Thursday, January 25, 2018

SPECTACULAR POSSIBILITIES

I took a trip up to the Bay Area last weekend. It’s a 5.5 hour drive (without traffic) from LA, and I settled into the driver’s seat, automatically reaching for a familiar audiobook: Okay for Now by Gary D. Schmidt, read by Lincoln Hoppe. It’s a trip I’ve made several times and a story I’ve listened to several times more since its publication in 2011, yet it has never failed to elicit the same depth of emotion each time. It draws me back to a place I’d never visited and a time I’d never experienced: a small town in upstate New York in 1968, the peak of the Vietnam War era.

Fourteen year old Doug Swieteck is starting eighth grade in a new school in a new town, where his father has just secured a new job after being fired for a poor attitude and a questionable work ethic. The Dump, his family’s latest residence, is small and dingy. His father is spiteful. His older brother is a menace. His gentle mother rarely smiles anymore. And Doug can’t think of a single good thing about the stupid town they've just moved to.

You can easily envision the trajectory for a kid like that: he’ll grow up to be a bully, a thief, a liar, a victim and a victimizer. And everyone else in town thinks so too-- including Doug himself.

Until he finds unexpected solace in a public library and purpose in a rare copy of John James Audubon's Birds of America. There’s something mesmerizing about the paintings in Audubon’s book, even for Doug, who would be the first to tell you he’s no artist. Soon he’s drawn into the stories he sees in each carefully crafted bird, which become the metaphor by which he interprets his world. His spirit soars and dives throughout the novel as he faces a deluge of circumstances that test his resolve to sketch a different future for himself.

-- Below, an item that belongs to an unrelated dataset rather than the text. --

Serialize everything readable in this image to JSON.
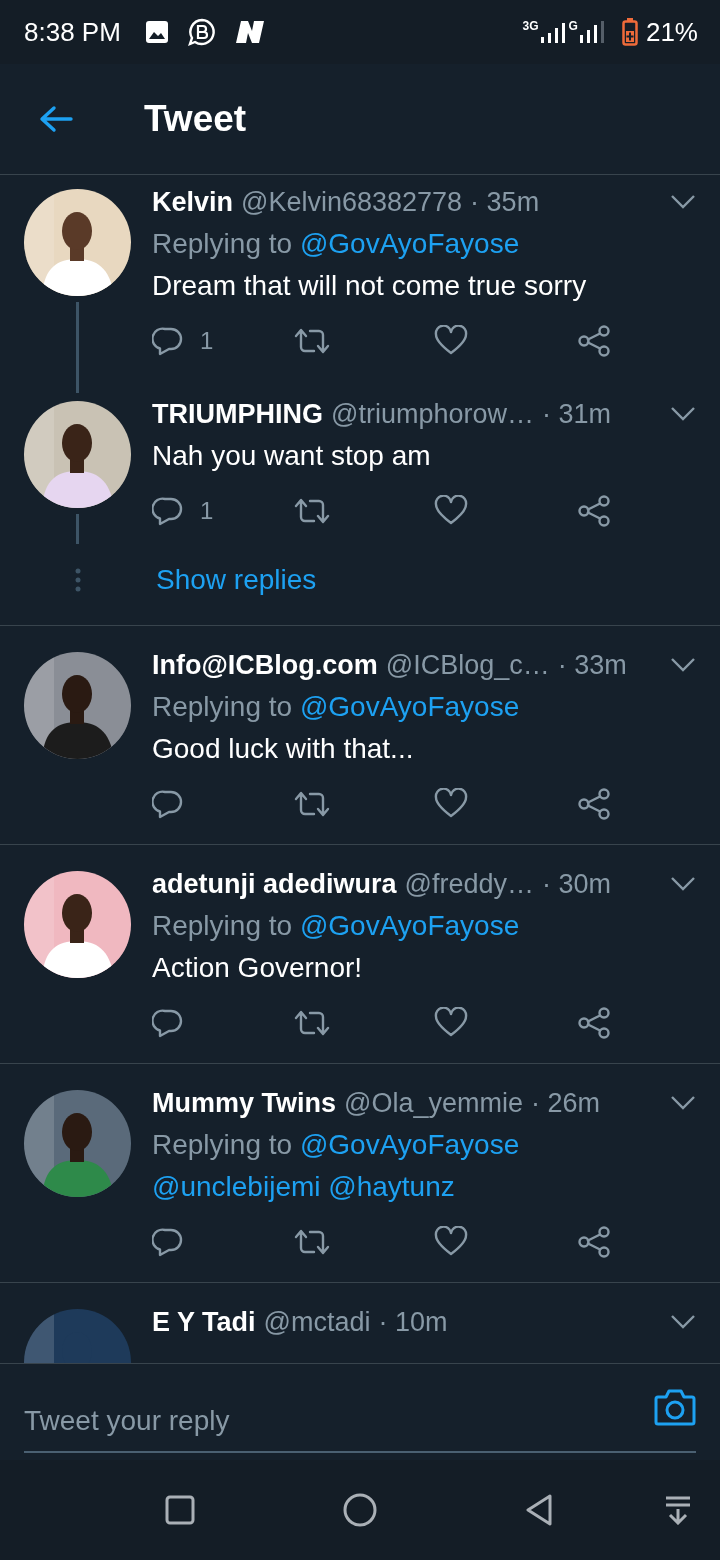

Another librarian (whose name I unfortunately cannot recall) wrote in her review of the book that it had broken her heart and put it back together a thousand times. I can certainly relate to that feeling. There’s a lot to mull over here: the tangible and intangible effects of the war on returned veterans and their families, the dichotomy of wealth and poverty, the cyclical nature of abuse, and the problematic prejudices of adults. At the same time there’s the thrilling freedom of art, the unexpected kindness of others, the gentle glow of first love, the healing found in offering compassion even when it seems undeserved, and a long lingering note of Possibility. It’s a tale of resilience and redemption.

I highly recommend listening to the audio version of book (which still counts as reading, in case you’re wondering!) Lincoln Hoppe’s reading of Okay for Now received an American Library Association Odyssey Honor in 2012 as one of the best audiobooks produced for children and young adults, available in English in the United States.

A truly rewarding read for grades 6 and up.